Quelqu'un a-t-il une idée?

Merci.

M.


----------



## geve

Etant assez peu inspirée, j'ai tenté de recourir à un artifice, mais n'ai rien pu trouver de mieux que _ancêtre_ (si c'est une femme âgée...), ou _contremaître_ (si elle est du genre autoritaire...) Il y a bien _traître_, aussi...

Voilà voilà... et pis c'est tout.


----------



## KaRiNe_Fr

Ne vaudrait-il pas mieux chercher un synonyme à l'autre mot qui fait la rime ? Moi, là, je sèche vraiment !


----------



## MarionM

Merci, Geve et Karine.
Malheureusement, la rime est "fenêtre", et mon bonhomme passe vraiment par la fenêtre. J'ai peur qu'il soit difficile de changer.

Encore une mission pour l'Illumination de Deux Heures du Matin, ça, j'en ai bien peur...


----------



## geve

Et il ne peut pas traverser une baie vitrée, sous les yeux d'une mijaurée/pépée/... ?

Non, moi, face a l'obstacle, je crois que je serais lâche et tournerais la phrase autrement... (ça devient une fâcheuse habitude chez moi  )


----------



## KaRiNe_Fr

Et ce serait pas un "vasistas" ta fenêtre ? Après des rimes en "asse", ça se trouve (hélàs !).


----------



## MarionM

Geve : chez moi aussi, mais cette fois-ci (mal?)heureusement, mon éditeur est vachement bien... aucune chance qu'il me laisse m'en tirer aussi facilement. Cela dit, si j'arrive à le convaincre qu'il n'y a pas d'autre solution...
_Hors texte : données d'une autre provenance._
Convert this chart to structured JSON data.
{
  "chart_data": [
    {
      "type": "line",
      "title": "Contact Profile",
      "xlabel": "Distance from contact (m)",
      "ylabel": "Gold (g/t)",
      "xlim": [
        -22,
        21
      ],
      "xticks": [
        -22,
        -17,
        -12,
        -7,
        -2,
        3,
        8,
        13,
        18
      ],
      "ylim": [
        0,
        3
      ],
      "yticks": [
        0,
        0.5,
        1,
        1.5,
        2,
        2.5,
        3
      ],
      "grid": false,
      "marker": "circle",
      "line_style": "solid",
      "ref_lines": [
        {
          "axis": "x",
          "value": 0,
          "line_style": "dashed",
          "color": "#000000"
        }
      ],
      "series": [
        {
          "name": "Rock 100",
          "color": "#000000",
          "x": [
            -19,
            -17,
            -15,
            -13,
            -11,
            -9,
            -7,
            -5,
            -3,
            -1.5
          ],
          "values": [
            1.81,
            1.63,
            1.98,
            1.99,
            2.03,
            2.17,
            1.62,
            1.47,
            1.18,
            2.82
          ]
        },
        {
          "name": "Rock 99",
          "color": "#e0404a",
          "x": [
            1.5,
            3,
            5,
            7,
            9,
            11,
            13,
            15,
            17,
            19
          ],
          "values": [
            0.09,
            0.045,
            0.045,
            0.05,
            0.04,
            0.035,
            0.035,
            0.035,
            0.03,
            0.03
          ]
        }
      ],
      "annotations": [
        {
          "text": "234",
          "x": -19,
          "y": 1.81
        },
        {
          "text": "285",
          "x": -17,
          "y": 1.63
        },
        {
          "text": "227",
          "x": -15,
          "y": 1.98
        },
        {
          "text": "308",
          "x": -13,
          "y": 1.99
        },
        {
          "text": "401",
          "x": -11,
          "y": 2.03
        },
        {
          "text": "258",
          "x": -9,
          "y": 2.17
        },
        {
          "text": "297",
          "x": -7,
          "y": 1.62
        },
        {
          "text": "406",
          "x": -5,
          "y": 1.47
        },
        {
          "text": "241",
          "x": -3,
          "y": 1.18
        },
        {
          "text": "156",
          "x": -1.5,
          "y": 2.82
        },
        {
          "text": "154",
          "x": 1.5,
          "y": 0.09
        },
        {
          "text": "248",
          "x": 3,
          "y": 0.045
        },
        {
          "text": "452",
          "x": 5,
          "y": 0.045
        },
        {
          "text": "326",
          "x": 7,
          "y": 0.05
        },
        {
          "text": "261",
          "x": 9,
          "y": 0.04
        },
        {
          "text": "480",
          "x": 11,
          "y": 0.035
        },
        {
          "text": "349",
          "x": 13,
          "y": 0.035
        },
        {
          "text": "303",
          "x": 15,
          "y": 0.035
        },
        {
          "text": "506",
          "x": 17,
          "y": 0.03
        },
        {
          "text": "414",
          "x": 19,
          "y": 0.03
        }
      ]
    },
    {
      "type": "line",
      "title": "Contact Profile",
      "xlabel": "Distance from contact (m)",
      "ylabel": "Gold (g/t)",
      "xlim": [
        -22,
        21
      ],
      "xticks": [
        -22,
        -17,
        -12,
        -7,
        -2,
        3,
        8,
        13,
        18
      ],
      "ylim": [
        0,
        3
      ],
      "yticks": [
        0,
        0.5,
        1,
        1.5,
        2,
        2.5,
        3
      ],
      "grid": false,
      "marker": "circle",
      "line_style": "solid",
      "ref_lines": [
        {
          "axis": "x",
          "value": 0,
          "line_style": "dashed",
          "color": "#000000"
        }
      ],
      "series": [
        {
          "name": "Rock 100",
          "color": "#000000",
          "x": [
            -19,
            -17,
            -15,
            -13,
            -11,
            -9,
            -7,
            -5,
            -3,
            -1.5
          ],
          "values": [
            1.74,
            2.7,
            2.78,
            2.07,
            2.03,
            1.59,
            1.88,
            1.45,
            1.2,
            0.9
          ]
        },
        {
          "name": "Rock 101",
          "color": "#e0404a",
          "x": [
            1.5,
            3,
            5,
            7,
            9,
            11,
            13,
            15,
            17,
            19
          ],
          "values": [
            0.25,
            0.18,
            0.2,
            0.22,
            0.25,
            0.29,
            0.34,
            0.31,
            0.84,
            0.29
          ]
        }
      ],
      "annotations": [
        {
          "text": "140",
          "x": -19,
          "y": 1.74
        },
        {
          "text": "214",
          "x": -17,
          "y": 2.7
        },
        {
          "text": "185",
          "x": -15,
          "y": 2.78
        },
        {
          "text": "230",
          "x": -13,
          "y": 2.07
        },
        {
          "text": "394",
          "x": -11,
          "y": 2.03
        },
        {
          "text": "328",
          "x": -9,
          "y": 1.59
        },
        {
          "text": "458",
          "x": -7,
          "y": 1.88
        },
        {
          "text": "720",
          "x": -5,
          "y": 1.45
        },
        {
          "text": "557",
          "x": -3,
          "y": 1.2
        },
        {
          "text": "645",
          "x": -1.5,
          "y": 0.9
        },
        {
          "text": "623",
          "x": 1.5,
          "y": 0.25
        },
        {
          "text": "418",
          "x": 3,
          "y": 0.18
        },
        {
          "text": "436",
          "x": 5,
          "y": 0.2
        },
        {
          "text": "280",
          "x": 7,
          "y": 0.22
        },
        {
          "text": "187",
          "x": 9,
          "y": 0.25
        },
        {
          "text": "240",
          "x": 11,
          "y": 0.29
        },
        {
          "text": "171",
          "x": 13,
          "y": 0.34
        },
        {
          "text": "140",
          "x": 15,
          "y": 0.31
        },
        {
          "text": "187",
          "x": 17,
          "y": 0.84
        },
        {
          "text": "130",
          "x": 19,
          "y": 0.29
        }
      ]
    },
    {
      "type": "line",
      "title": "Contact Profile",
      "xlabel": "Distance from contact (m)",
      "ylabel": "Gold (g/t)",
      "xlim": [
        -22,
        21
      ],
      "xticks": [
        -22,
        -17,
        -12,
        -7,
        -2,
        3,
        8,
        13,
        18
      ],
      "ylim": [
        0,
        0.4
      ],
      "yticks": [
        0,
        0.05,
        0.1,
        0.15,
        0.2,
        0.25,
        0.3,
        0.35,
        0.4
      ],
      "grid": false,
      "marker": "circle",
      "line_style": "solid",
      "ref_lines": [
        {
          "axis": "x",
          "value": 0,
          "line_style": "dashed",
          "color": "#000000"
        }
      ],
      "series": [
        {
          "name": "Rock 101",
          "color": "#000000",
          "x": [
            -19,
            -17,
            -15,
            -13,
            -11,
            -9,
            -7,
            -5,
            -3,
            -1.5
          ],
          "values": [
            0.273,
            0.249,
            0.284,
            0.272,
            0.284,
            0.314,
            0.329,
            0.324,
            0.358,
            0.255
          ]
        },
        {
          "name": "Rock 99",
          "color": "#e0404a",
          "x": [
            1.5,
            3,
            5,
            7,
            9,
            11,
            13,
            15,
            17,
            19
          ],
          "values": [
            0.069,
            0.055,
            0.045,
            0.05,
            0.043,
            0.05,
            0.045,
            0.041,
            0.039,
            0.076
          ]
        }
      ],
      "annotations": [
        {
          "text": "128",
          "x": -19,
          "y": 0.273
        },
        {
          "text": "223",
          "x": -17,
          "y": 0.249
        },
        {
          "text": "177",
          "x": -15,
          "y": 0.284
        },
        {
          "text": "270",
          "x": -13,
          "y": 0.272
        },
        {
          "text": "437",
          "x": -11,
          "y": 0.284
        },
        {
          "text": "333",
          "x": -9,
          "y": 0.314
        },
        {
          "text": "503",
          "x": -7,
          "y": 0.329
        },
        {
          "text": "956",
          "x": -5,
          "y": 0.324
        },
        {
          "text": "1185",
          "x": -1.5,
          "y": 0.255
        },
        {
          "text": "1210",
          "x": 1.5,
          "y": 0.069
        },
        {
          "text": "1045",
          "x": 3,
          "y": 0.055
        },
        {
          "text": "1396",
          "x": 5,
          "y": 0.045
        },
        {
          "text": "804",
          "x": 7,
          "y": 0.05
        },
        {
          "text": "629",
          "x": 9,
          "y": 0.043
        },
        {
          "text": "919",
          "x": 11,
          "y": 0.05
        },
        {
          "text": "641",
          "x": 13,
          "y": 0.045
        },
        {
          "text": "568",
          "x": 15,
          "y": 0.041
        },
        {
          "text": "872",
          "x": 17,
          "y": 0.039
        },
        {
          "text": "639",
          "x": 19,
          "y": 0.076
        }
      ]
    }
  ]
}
Karine : ah, le vasistas, ce serait un peu gonflé, mais peut-être jouable... Pour le coup, j'ai peur que ce soit la rime en "asse" qui soit trop vulgaire.

Marion "Dire que j'aurais pu devenir prof" M.


----------



## KaRiNe_Fr

Bon, alors c'est un oeil de boeuf, et c'est juste une meuf... ?


----------



## MarionM

Génial !

Je ne sais pas si ça va passer ("ma" traduction, et mon héros par l'oeil de boeuf), mais au moins j'aurai bien ri!

Merci mille fois.


----------



## Anne345

Ou il pourrait passer par l'*oriel* et se trouver devant l'*oiselle*. 
Ca ne rime pas mais je trouve cela joli !


----------



## markwolk

*Pour rimer avec fenêtre, un un mot en -ette ferait-il peut-être l'affaire? - Ce serait plus facile à trouver dans ce cas: minette, nénette, etc.*


----------



## Gardefeu

Si on est très strict, un mot en -ette ne peut pas rimer avec un mot en -etre, simplement parce que ce n'est pas le même son!
Ensuite, on peut parler d'assonnance, de rime approximative, on peut tout tolérer, tout dépend du style. Mais la demande de Marion semblait assez rigoureuse...


----------



## MarionM

Anne : j'avoue que je ne connaissais pas "oriel", et je viens de décider que mon héros, un militaire de carrière, n'a pas le droit de connaître plus de mots que moi.

markwolk : je pense que ce sera mon backup si rien d'autre ne colle.

Gardefeu : c'_était_ rigoureux... là c'est en train de devenir résigné 

En tout cas, merci beaucoup, tous !


----------



## Agnès E.

L'oeil-de-boeuf est une idée géniale, surtout s'il est question d'un militaire : il y a plein d'oeil-de-boeuf dans les vieux bâtiments de l'Etat...


----------



## MarionM

Oui, c'est génial. Simplement, juste avant ma "rime", j'ai une longue description de la fenêtre en question, et il faut beaucoup de mauvaise foi pour y voir un oeil-de-boeuf.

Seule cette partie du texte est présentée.